Arguing the state’s licensing requirements are unconstitutional, the brief observes, “They allow New York to deny Second Amendment rights to thousands of people, and to instead police and criminalize them for exercising those rights. Such a policy is the type that ‘the enshrinement of constitutional rights necessarily takes . . . off the table’,” quoting the 2008 Heller ruling.
Writing at Reason, Senior Editor Damon Root observes, “It’s possible that such arguments will resonate with Justice Sonia Sotomayor, the Court’s leading critic of over-policing and related law enforcement abuses. As the public defenders make abundantly clear in their brief, a Supreme Court decision against New York’s gun control scheme would be a victory not only for the Second Amendment but for criminal justice reform too.”

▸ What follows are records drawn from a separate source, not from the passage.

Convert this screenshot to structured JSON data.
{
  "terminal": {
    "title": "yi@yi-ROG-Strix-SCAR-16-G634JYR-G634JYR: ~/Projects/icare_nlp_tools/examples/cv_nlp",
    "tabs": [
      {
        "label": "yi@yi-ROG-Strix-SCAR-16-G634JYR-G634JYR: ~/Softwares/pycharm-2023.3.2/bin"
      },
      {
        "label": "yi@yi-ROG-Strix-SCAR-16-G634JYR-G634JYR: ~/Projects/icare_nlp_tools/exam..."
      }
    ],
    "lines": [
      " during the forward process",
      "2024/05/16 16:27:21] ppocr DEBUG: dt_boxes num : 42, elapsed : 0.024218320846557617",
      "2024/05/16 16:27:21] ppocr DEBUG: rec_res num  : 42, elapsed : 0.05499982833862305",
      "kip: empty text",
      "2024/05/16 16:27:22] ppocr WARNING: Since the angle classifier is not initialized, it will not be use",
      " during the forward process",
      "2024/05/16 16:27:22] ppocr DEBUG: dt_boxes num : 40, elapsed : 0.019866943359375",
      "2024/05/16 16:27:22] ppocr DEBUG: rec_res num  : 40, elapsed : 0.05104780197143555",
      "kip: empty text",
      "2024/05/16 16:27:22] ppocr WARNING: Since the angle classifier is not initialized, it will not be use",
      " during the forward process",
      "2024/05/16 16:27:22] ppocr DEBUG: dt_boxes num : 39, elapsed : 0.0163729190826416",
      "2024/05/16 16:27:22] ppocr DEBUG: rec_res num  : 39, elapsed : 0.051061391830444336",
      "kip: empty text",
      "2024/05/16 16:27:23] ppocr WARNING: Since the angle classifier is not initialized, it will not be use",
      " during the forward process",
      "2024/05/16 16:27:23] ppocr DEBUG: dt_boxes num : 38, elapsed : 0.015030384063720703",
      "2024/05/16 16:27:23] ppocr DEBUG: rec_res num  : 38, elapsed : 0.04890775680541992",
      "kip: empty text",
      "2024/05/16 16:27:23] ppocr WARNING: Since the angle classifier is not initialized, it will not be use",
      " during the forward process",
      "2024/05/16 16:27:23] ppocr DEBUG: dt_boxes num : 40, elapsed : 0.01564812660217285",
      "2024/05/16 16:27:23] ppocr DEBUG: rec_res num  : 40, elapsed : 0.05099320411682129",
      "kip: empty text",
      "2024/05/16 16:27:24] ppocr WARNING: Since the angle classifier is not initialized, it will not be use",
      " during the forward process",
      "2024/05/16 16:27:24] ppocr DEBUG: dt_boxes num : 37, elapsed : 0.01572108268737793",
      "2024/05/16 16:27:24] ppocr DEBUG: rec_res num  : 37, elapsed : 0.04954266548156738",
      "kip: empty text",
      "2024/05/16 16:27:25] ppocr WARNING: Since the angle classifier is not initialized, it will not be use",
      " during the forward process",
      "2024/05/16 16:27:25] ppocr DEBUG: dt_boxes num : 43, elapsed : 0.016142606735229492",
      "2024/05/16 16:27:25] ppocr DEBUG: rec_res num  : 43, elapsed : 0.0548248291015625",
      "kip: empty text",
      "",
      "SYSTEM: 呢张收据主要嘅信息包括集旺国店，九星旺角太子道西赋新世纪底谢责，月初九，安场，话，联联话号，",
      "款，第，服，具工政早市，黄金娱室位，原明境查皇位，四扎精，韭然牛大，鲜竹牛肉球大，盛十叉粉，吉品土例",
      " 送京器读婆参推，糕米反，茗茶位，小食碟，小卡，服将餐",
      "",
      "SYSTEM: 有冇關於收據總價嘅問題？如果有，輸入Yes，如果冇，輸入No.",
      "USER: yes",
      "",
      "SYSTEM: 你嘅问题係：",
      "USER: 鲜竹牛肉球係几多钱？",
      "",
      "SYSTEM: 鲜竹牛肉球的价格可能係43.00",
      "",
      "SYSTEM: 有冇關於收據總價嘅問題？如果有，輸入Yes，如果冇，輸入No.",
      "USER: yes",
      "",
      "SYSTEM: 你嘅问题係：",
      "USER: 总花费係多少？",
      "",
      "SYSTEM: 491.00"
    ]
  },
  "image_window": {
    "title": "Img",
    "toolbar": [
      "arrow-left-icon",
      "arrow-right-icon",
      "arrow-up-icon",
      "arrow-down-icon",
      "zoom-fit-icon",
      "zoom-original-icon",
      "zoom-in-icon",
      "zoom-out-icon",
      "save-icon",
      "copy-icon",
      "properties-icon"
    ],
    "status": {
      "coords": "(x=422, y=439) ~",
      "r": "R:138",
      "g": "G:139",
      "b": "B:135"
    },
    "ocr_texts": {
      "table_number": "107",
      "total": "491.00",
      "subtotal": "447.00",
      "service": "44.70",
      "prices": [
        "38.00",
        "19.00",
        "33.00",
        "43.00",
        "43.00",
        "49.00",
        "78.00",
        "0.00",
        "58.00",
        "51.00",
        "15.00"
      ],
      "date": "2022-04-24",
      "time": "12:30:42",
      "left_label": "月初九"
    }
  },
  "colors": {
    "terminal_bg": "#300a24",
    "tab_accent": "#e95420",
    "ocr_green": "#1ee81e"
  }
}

The brief includes accounts of people whose lives have been turned upside down because of heavy-handed and narrow-minded enforcement of the state’s gun laws.
The importance of this case cannot be overstated. In an article at The Trace—a pro-gun control news organ—Jennifer Mascia quotes law professor Adam Winkler, University of California, Los Angeles, who explains, “This is one of the great questions: Does the Second Amendment extend outside the home, and if so, what kind of permitting is allowed for concealed carry?”
Perhaps Alan Gottlieb, founder and executive vice president of the Second Amendment Foundation, already answered that question some weeks ago when he announced SAF has filed its own amicus brief, which is joined by the New Jersey Second Amendment Society, Buckeye Firearms Foundation, Connecticut Citizens Defense League, Illinois State Rifle Association, Florida Carry, Inc., Grass Roots North Carolina, Louisiana Shooting Association, Tennessee Firearms Association, Maryland Shall Issue, Minnesota Gun Owners Caucus, Sportsmen’s Association for Firearms Education, and Virginia Citizens Defense League.
“A right limited to someone’s home is no right at all,” Gottlieb stated, “and the court now has an opportunity to make that abundantly clear, settling an important constitutional issue once and for all.”
He pointed to the language of the Second Amendment, which clearly states the people not only have a right to “keep” arms, but to “bear” them, and that certainly must extend “beyond the confines of one’s home.”
The NYSR&PA case has brought together an interesting combination of supporters, making it impossible for the gun prohibition lobby or the radical left to pigeonhole this coalition as merely a bunch of right-wing groups.
And The Trace is careful to hedge about the potential outcomes of the case, offering different scenarios.
The story quotes Prof. Eric Ruben at the Southern Methodist University Dedman School of Law, who explained that a broad ruling, striking down discretionary “may issue” permitting schemes, “would say that modern-day gun problems are irrelevant when trying to decide whether or not a law is constitutional.”
The Trace believes it is “unlikely” the high court will simply uphold New York’s law, a notion that would make no sense, because if the court had that intention, it would not likely have taken the case at all, but simply declined review and allow the New York law to remain in place.
A rights-affirmative ruling would jeopardize similar gun control laws in seven other states, everyone seems to agree. But as Winkler told The Trace, “Most of the states are not going to simply just say, ‘The Supreme Court struck down a similar law, let’s just give up on our concealed carry policies. So they’re going to force people to file lawsuits. I imagine those states are likely to fight until the bitter end.”
Such is the stubborn nature of the gun control mindset. Anti-gunners never acknowledge their gun control schemes have failed, despite mounting evidence to the contrary. Instead, they simply push for more restrictions.
It is not likely the court will hand down a ruling until late next June. Traditionally, the court holds its most controversial decisions until the final days of its session. This one is guaranteed to be controversial.